RuntimeError: The number of CUDA devices has changed since the first call to torch.cuda.device_count(). This is not allowed and may result in undefined behavior. Please check out https://github.com/vllm-project/vllm/issues/6056 to find the first call to torch.cuda.device_count() and defer it until the engine is up. Or you can set CUDA_VISIBLE_DEVICES to the GPUs you want to use.

As suggested, I run with CUDA_VISIBLE_DEVICES:

docker run -it --rm --name=$CONTAINER_NAME \
  --runtime=nvidia \
  --gpus all \
  --shm-size=16GB \
  -e NIM_MODEL_NAME=$MODEL_STORE \
  -e NIM_SERVED_MODEL_NAME=llama-3.1-8b \
  -e CUDA_VISIBLE_DEVICES="0,1" \
  -v "$LOCAL_NIM_CACHE:/opt/nim/.cache" \
  -v $MODEL_STORE:$MODEL_STORE \
  -u $(id -u) \
  -p 8000:8000 \
  $IMG_NAME

and get another error :

[rank0]: ValueError: The model's max seq len (131072) is larger than the maximum number of tokens that can be stored in KV cache (42480). Try increasing `gpu_memory_utilization` or decreasing `max_model_len` when initializing the engine.

Also I notice that in the output INFO 2024-10-30 13:25:38.353 launch.py:92] running command ['/opt/nim/llm/.venv/bin/python3' ... there is a part "tensor_parallel_size": 1 that is wrong as I expect it to be equal to 2.

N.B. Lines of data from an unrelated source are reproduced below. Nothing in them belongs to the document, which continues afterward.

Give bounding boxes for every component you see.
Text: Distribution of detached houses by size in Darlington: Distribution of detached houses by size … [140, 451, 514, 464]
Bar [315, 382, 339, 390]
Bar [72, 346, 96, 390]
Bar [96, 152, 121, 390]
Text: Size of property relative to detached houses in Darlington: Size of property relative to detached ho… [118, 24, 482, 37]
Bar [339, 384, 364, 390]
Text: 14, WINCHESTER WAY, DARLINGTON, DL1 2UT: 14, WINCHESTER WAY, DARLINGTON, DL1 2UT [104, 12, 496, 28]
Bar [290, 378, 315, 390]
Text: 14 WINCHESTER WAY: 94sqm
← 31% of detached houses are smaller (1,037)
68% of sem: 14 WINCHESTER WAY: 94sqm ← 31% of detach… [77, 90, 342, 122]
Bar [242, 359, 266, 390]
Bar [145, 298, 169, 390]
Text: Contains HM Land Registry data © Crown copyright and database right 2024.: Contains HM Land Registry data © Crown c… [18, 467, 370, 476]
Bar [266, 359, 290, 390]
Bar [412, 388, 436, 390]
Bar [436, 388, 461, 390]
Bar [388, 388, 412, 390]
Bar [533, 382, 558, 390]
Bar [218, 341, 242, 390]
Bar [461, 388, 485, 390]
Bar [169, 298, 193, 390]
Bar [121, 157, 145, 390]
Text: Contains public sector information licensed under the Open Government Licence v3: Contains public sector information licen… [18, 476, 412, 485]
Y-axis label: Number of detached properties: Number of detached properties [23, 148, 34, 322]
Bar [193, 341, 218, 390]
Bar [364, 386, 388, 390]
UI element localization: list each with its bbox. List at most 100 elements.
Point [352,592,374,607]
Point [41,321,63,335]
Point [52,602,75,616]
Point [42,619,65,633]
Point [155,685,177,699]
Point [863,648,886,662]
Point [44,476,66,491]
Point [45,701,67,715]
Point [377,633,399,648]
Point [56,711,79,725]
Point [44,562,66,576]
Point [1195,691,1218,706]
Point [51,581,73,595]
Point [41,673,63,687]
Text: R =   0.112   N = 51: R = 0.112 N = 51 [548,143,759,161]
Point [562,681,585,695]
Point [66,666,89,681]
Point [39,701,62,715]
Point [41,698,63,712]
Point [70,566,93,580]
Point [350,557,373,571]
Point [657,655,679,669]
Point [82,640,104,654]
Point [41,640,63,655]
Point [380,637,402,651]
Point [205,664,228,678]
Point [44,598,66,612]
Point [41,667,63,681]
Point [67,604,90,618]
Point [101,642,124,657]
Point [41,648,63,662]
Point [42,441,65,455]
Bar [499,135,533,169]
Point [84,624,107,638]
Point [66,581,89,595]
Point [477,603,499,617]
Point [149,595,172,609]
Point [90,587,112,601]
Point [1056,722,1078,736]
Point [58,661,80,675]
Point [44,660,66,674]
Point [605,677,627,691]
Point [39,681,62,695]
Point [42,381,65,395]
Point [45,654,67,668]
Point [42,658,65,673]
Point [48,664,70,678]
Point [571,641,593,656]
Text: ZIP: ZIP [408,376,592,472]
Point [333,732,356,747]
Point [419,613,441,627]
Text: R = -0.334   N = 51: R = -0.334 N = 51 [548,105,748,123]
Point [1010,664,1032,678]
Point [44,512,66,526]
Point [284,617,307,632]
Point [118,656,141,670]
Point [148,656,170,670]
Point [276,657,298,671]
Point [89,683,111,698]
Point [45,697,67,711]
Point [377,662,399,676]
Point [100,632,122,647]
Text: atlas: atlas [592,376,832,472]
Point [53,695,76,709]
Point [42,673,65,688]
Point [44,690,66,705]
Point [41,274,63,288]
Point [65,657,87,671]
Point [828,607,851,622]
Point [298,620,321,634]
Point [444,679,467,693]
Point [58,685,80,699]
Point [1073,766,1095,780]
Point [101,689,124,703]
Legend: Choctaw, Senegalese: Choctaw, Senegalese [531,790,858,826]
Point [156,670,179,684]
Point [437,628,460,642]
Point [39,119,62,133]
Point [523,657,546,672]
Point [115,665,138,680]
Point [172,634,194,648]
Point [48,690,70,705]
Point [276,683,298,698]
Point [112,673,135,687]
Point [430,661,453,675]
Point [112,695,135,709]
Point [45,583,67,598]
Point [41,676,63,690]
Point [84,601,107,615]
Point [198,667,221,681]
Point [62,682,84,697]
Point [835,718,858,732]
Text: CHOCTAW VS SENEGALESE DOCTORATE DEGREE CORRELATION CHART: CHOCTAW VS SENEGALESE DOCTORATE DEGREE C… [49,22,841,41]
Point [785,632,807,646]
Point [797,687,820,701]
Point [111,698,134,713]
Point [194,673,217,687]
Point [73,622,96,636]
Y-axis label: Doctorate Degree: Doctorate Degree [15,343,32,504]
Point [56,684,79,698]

As an attempt to fix it I use -e NIM_MODEL_PROFILE="vllm-bf16-tp2", but to no avail, it still passes "tensor_parallel_size": 1 and crashes with

[rank0]: ValueError: The model's max seq len (131072) is larger than the maximum number of tokens that can be stored in KV cache (42480). Try increasing `gpu_memory_utilization` or decreasing `max_model_len` when initializing the engine.

I have also tried using NIM_TENSOR_PARALLEL_SIZE, but as it is already clarified in The intended usage of NIM_TENSOR_PARALLEL_SIZE, it should not work.

So, in the end, is there a way to start a NIM container from a locally stored model with a proper profile and an expected tensor_parallel_size value?